O caso nos faz questionar, mais uma vez, se cansamos dos influenciadores, uma bola levantada pelo jornal norte-americano The New York Times. Afinal, dentre milhões de seguidores e patrocínios milionários, o desserviço parece ter se tornado via de regra quando o assunto são pessoas muito influentes.

No caso de Gabriela, o que ficou claro para os seus seguidores (e para o restante da internet) é a falta de empatia e a desinformação. Recuperada da doença, a influenciadora assumiu que não teria problema em dar uma festa com outros convidados na sua casa, quebrando as recomendações dos órgãos internacionais de saúde.

A desculpa de que agora ela está imune é também algo a ser questionado. Segundo a própria OMS, não existe comprovação científica de que pacientes que se curaram da doença estão permanentemente imunes à ela. O que significa que existe a possibilidade da pessoa recuperada não só adquirir novamente coronavírus, como transmitir a doença para outras pessoas.

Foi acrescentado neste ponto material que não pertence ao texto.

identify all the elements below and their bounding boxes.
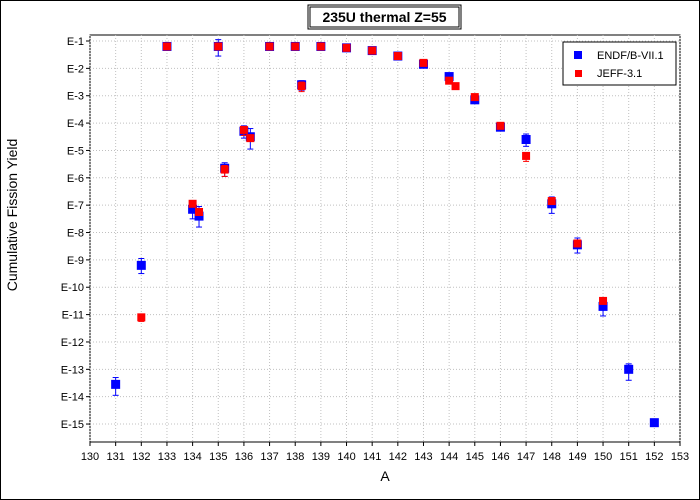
data-point: [297, 82, 306, 91]
x-tick-label: 138: [286, 451, 304, 463]
y-tick-label: E-2: [67, 63, 84, 75]
data-point: [624, 364, 634, 374]
data-point: [188, 204, 198, 214]
x-tick-label: 153: [671, 451, 689, 463]
y-tick-label: E-15: [61, 419, 84, 431]
x-axis-title: A: [380, 468, 390, 484]
x-tick-label: 139: [312, 451, 330, 463]
x-tick-label: 146: [491, 451, 509, 463]
x-tick-label: 133: [158, 451, 176, 463]
data-point: [111, 379, 121, 389]
data-point: [444, 72, 454, 82]
x-tick-label: 136: [235, 451, 253, 463]
data-point: [137, 313, 146, 322]
plot-area: [89, 34, 681, 443]
series-markers: [111, 39, 659, 428]
x-tick-label: 145: [466, 451, 484, 463]
y-tick-label: E-9: [67, 255, 84, 267]
x-tick-label: 141: [363, 451, 381, 463]
x-tick-label: 147: [517, 451, 535, 463]
data-point: [573, 239, 582, 248]
y-tick-label: E-8: [67, 228, 84, 240]
chart-title-inner-box: [309, 6, 460, 28]
legend-box: [562, 41, 677, 86]
y-tick-label: E-1: [67, 36, 84, 48]
data-point: [194, 211, 204, 221]
y-tick-label: E-14: [61, 392, 84, 404]
data-point: [522, 151, 531, 160]
y-tick-label: E-12: [61, 337, 84, 349]
data-point: [220, 165, 229, 174]
x-tick-label: 137: [260, 451, 278, 463]
x-tick-label: 132: [132, 451, 150, 463]
x-tick-label: 152: [645, 451, 663, 463]
data-point: [291, 42, 300, 51]
data-point: [342, 43, 351, 52]
data-point: [188, 199, 197, 208]
x-tick-label: 150: [594, 451, 612, 463]
data-point: [265, 42, 274, 51]
x-tick-label: 142: [389, 451, 407, 463]
data-point: [451, 82, 460, 91]
data-point: [136, 260, 146, 270]
data-point: [162, 42, 171, 51]
x-tick-label: 135: [209, 451, 227, 463]
x-axis-ticks: 130 131 132 133 134 135 136 137 138 139 140 141 142 1…: [81, 442, 689, 463]
data-point: [195, 208, 204, 216]
data-point: [316, 42, 325, 51]
data-point: [547, 197, 556, 206]
x-tick-label: 131: [106, 451, 124, 463]
y-axis-ticks: E-1 E-2 E-3 E-4 E-5 E-6 E-7 E-8 E-9 E-10 E-11 E-12 E…: [61, 36, 90, 431]
data-point: [368, 46, 377, 55]
y-tick-label: E-6: [67, 173, 84, 185]
data-point: [496, 121, 505, 130]
data-point: [521, 134, 531, 144]
data-point: [419, 58, 428, 67]
y-axis-title: Cumulative Fission Yield: [4, 139, 20, 292]
data-point: [214, 42, 223, 51]
y-tick-label: E-3: [67, 91, 84, 103]
legend-marker-jeff: [575, 70, 582, 77]
x-tick-label: 143: [414, 451, 432, 463]
data-point: [598, 301, 608, 311]
y-tick-label: E-4: [67, 118, 84, 130]
legend-label-jeff: JEFF-3.1: [597, 68, 642, 80]
series-jeff: [137, 42, 608, 322]
legend-label-endf: ENDF/B-VII.1: [597, 50, 664, 62]
x-tick-label: 149: [568, 451, 586, 463]
y-tick-label: E-5: [67, 145, 84, 157]
grid-lines: [89, 35, 681, 442]
data-point: [649, 418, 659, 428]
data-point: [246, 134, 255, 143]
y-tick-label: E-13: [61, 364, 84, 376]
x-tick-label: 140: [337, 451, 355, 463]
data-point: [239, 125, 248, 134]
x-tick-label: 134: [183, 451, 201, 463]
x-tick-label: 148: [543, 451, 561, 463]
chart-title-box: [307, 4, 462, 30]
x-tick-label: 151: [620, 451, 638, 463]
chart-title: 235U thermal Z=55: [322, 9, 446, 25]
data-point: [470, 93, 479, 102]
data-point: [445, 76, 454, 85]
legend-marker-endf: [574, 51, 582, 59]
y-tick-label: E-10: [61, 282, 84, 294]
data-point: [599, 296, 608, 305]
data-point: [393, 52, 402, 61]
legend: ENDF/B-VII.1 JEFF-3.1: [562, 41, 677, 86]
y-tick-label: E-7: [67, 200, 84, 212]
x-tick-label: 144: [440, 451, 458, 463]
y-tick-label: E-11: [62, 310, 84, 322]
x-tick-label: 130: [81, 451, 99, 463]
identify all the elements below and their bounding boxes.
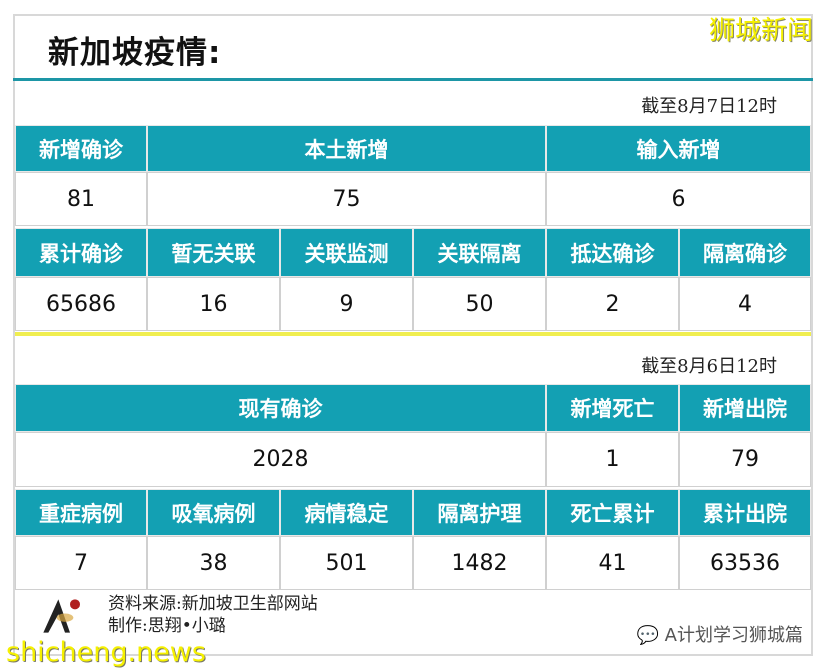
value-cell: 50 — [413, 277, 546, 331]
source-text: 资料来源:新加坡卫生部网站 — [108, 594, 318, 614]
value-cell: 2028 — [15, 432, 546, 487]
header-cell: 输入新增 — [546, 125, 811, 172]
header-cell: 暂无关联 — [147, 228, 280, 277]
header-cell: 隔离确诊 — [679, 228, 811, 277]
header-cell: 隔离护理 — [413, 489, 546, 536]
section-divider — [15, 332, 811, 336]
value-cell: 7 — [15, 536, 147, 590]
title-divider — [13, 78, 813, 81]
header-cell: 现有确诊 — [15, 384, 546, 432]
value-cell: 16 — [147, 277, 280, 331]
header-cell: 累计出院 — [679, 489, 811, 536]
header-cell: 重症病例 — [15, 489, 147, 536]
value-cell: 6 — [546, 172, 811, 226]
value-cell: 65686 — [15, 277, 147, 331]
value-cell: 81 — [15, 172, 147, 226]
header-cell: 关联监测 — [280, 228, 413, 277]
wechat-icon: 💬 — [636, 625, 665, 646]
value-cell: 2 — [546, 277, 679, 331]
value-cell: 4 — [679, 277, 811, 331]
page-title: 新加坡疫情: — [48, 35, 222, 71]
value-cell: 38 — [147, 536, 280, 590]
value-cell: 41 — [546, 536, 679, 590]
value-cell: 9 — [280, 277, 413, 331]
brand-watermark: 狮城新闻 — [708, 16, 813, 46]
header-cell: 死亡累计 — [546, 489, 679, 536]
site-watermark: shicheng.news — [6, 637, 206, 668]
value-cell: 79 — [679, 432, 811, 487]
value-cell: 75 — [147, 172, 546, 226]
header-cell: 新增确诊 — [15, 125, 147, 172]
header-cell: 吸氧病例 — [147, 489, 280, 536]
section1-date: 截至8月7日12时 — [641, 96, 777, 117]
header-cell: 累计确诊 — [15, 228, 147, 277]
value-cell: 501 — [280, 536, 413, 590]
author-text: 制作:思翔•小璐 — [108, 616, 226, 636]
frame — [13, 14, 813, 656]
header-cell: 关联隔离 — [413, 228, 546, 277]
wechat-name: A计划学习狮城篇 — [664, 625, 803, 646]
value-cell: 63536 — [679, 536, 811, 590]
value-cell: 1 — [546, 432, 679, 487]
section2-date: 截至8月6日12时 — [641, 356, 777, 377]
header-cell: 新增死亡 — [546, 384, 679, 432]
header-cell: 本土新增 — [147, 125, 546, 172]
logo-icon — [43, 599, 80, 633]
wechat-account: 💬 A计划学习狮城篇 — [637, 625, 803, 647]
value-cell: 1482 — [413, 536, 546, 590]
header-cell: 病情稳定 — [280, 489, 413, 536]
header-cell: 新增出院 — [679, 384, 811, 432]
header-cell: 抵达确诊 — [546, 228, 679, 277]
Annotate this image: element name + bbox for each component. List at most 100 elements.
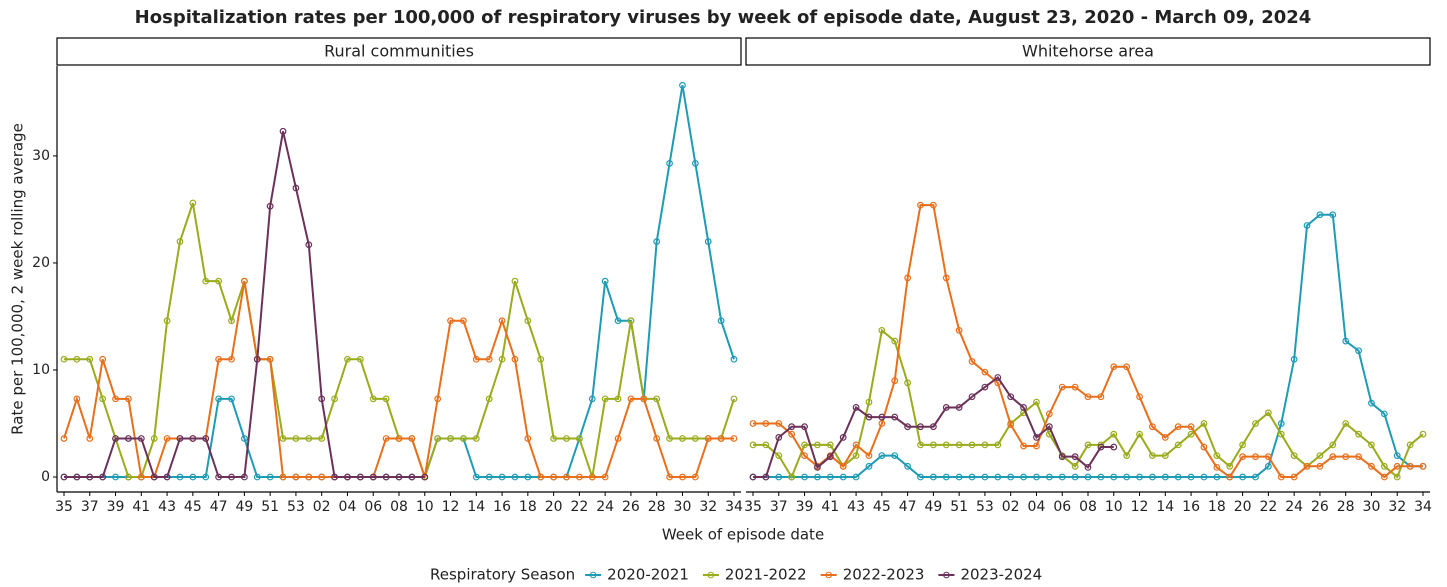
x-tick-label: 06 (364, 499, 382, 515)
point (679, 435, 686, 442)
x-tick-label: 02 (313, 499, 331, 515)
point (1149, 423, 1156, 431)
point (318, 395, 326, 403)
x-tick-label: 20 (545, 499, 563, 515)
point (981, 368, 989, 376)
point (601, 473, 609, 481)
point (279, 127, 287, 135)
point (498, 317, 506, 325)
point (762, 441, 770, 449)
point (1033, 434, 1040, 441)
point (865, 398, 873, 406)
x-tick-label: 04 (339, 499, 357, 515)
point (730, 395, 738, 403)
point (1277, 430, 1285, 438)
point (434, 435, 442, 442)
x-tick-label: 08 (390, 499, 408, 515)
y-axis-title: Rate per 100,000, 2 week rolling average (9, 123, 27, 435)
point (1161, 434, 1169, 441)
x-axis-title: Week of episode date (662, 526, 824, 544)
point (929, 201, 937, 209)
point (955, 404, 963, 411)
point (176, 473, 184, 481)
point (942, 274, 950, 282)
point (266, 202, 274, 210)
point (1264, 462, 1272, 470)
point (640, 395, 648, 403)
series-line (753, 213, 1423, 479)
point (1161, 473, 1169, 481)
point (588, 395, 596, 403)
point (408, 473, 416, 481)
point (550, 473, 558, 481)
point (788, 430, 796, 438)
point (852, 404, 860, 411)
point (163, 473, 171, 481)
point (704, 435, 712, 442)
point (1020, 404, 1027, 411)
point (1020, 442, 1027, 450)
point (1368, 441, 1375, 449)
point (1226, 462, 1234, 470)
point (1033, 398, 1040, 406)
point (137, 435, 145, 442)
point (99, 473, 107, 481)
point (1316, 452, 1324, 460)
point (1213, 473, 1221, 481)
series-line (753, 376, 1114, 479)
point (1174, 423, 1182, 431)
point (189, 199, 197, 207)
point (215, 277, 223, 285)
x-tick-label: 02 (1002, 499, 1020, 515)
point (60, 473, 68, 481)
point (1045, 410, 1053, 418)
point (356, 355, 364, 363)
point (1136, 473, 1143, 481)
point (852, 452, 860, 460)
point (498, 473, 506, 481)
point (1380, 462, 1388, 470)
point (421, 473, 429, 481)
point (99, 355, 107, 363)
point (614, 435, 622, 442)
point (1187, 423, 1195, 431)
point (1290, 355, 1298, 363)
x-tick-label: 30 (674, 499, 692, 515)
chart-title: Hospitalization rates per 100,000 of res… (135, 7, 1312, 28)
point (749, 441, 757, 449)
point (511, 355, 519, 363)
point (511, 277, 519, 285)
point (1007, 473, 1015, 481)
point (215, 395, 223, 403)
point (1368, 462, 1375, 470)
y-tick-label: 0 (41, 469, 50, 485)
point (1200, 473, 1208, 481)
facet-title: Whitehorse area (1022, 42, 1154, 61)
point (1097, 443, 1105, 451)
point (1200, 420, 1208, 427)
point (1303, 222, 1311, 229)
point (653, 435, 661, 442)
point (537, 473, 545, 481)
point (852, 441, 860, 449)
point (1123, 452, 1131, 460)
x-tick-label: 43 (158, 499, 176, 515)
point (942, 404, 950, 411)
point (994, 441, 1002, 449)
x-tick-label: 26 (1311, 499, 1329, 515)
point (826, 441, 834, 449)
point (112, 395, 119, 403)
series-line (753, 204, 1423, 479)
facet-strip (745, 37, 1431, 66)
x-tick-label: 32 (1388, 499, 1406, 515)
point (125, 435, 132, 442)
point (814, 473, 821, 481)
point (1239, 473, 1247, 481)
x-tick-label: 34 (725, 499, 743, 515)
point (279, 473, 287, 481)
point (86, 473, 94, 481)
point (1058, 473, 1066, 481)
point (240, 473, 248, 481)
point (891, 377, 899, 385)
point (601, 395, 609, 403)
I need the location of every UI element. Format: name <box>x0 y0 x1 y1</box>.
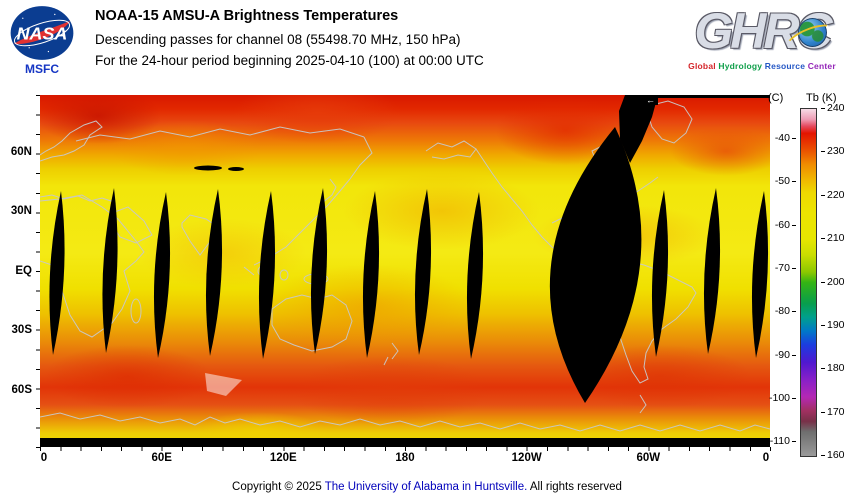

Em um momento de crise, cometer um erro tão grave como esse é, de fato, questionável. Enquanto o povo brasileiro ainda se mantém confuso sobre a melhor forma de agir diante da doença - uma vez que boa parte da luta contra ela tem sido mascarada pela discussão política -, ignorar orientações dos órgãos de saúde é, sim, uma irresponsabilidade. Principalmente quando milhões de pessoas assistem aos seus Stories.

Entendendo a influência

Segundo Maria Francisca Mauro, médica especialista em Psiquiatria pela Universidade do Estado do Rio de Janeiro (UERJ), existem dois tipos de influência. O primeiro é mais direto e acontece quando a pessoa associa claramente a sua ação ou desejo a algo que alguém realizou. Por exemplo: quando várias pessoas começam a usar uma mesma peça de roupa ou a ler um mesmo livro por conta de outra pessoa. "A forma de se posicionar é se comparando ao que as outras pessoas estão realizando e, assim, surge uma 'vontade' imediata para pertencer ao que está acontecendo", explica.

No segundo caso, a influência é um processo mais reflexivo, em que o pensamento de alguém é desencadeado por uma série de imagens e pensamentos. "A pessoa vai consumindo as informações e as processa dentro de uma vontade que assume como dela", diz. "A pessoa constrói uma opinião a partir de um conjunto de dados."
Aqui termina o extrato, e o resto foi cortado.